Nigeria makes up 45 percent of the increasing number of out-of-school children in West Africa, according to the United Nations International Children’s Emergency Fund (UNICEF)
The UNICEF report noted that the northern states have an average of 31 percent of children aged between six and 14 years out of school. The South has 11 percent. The report stated that of the 13.2 million out-of-school children in Nigeria, 7.9 million (or 69 percent) are in the northern states.
Mr. Geoffrey Njoku, a UNICEF Communication Specialist explored the role of gender in the pattern of educational marginalization in his paper delivered at a media dialogue promoting equity for children
The paper was titled ‘Gaps in education access in Nigeria: A situation analysis and what UNICEF is doing,’ it cited poor implementations of policies and laws as reasons for the dismal state of the educational system.

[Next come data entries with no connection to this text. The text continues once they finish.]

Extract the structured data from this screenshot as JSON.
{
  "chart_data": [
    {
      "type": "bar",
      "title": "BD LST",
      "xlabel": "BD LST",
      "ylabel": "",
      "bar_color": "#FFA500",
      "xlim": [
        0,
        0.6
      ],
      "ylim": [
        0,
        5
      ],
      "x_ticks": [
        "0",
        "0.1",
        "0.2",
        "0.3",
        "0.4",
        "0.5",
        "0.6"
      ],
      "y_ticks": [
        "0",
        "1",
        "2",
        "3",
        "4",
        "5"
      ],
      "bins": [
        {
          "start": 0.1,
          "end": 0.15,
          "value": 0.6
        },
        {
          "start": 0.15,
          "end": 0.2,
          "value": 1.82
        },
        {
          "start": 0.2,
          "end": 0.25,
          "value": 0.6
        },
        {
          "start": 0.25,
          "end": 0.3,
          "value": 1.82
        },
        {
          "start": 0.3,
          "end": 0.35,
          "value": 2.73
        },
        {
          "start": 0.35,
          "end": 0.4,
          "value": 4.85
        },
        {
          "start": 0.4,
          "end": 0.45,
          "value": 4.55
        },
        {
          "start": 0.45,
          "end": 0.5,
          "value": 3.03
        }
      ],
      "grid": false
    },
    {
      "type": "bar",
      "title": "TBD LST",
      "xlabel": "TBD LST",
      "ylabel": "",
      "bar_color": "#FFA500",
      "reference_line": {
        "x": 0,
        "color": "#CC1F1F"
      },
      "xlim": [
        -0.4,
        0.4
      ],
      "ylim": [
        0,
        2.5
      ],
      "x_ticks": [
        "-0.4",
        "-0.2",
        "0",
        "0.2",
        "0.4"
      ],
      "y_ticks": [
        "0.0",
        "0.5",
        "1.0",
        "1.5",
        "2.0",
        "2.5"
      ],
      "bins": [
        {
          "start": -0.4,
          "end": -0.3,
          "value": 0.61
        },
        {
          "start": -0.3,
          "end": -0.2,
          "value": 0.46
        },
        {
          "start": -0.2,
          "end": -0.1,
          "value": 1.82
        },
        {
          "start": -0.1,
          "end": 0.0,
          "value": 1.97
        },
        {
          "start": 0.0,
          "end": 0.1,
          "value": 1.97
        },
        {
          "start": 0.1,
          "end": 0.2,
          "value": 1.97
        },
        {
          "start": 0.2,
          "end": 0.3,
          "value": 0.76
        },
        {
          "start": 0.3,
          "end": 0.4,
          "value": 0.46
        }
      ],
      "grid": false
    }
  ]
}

‘In Nigeria, weak political will exist to fully and effectively implement the Universal Basic Education Act of 2004 and other education policies. The recent security threats to schooling in the North East as well as other parts of Nigeria has contributed significantly to the low demand for and access to education especially for girls,’ it said.
Njoku noted that early marriage, poor learning outcomes, and poverty all contribute to the increased number of out-of-school children. Poverty was singled out as the one most impactful factor for children being out of school.
‘Parents and children from poor households struggle to meet the demands of direct and indirect costs of education. If parents had money, they would prioritise the education of their sons over daughters for socio-cultural reasons.
‘In many parts of Nigeria, early marriage is still a common traditional practice, which negatively impacts on girls’ enrolment and retention in school. Some cultural practices and beliefs also keep children out of school and deny them the right to education,’ the report added.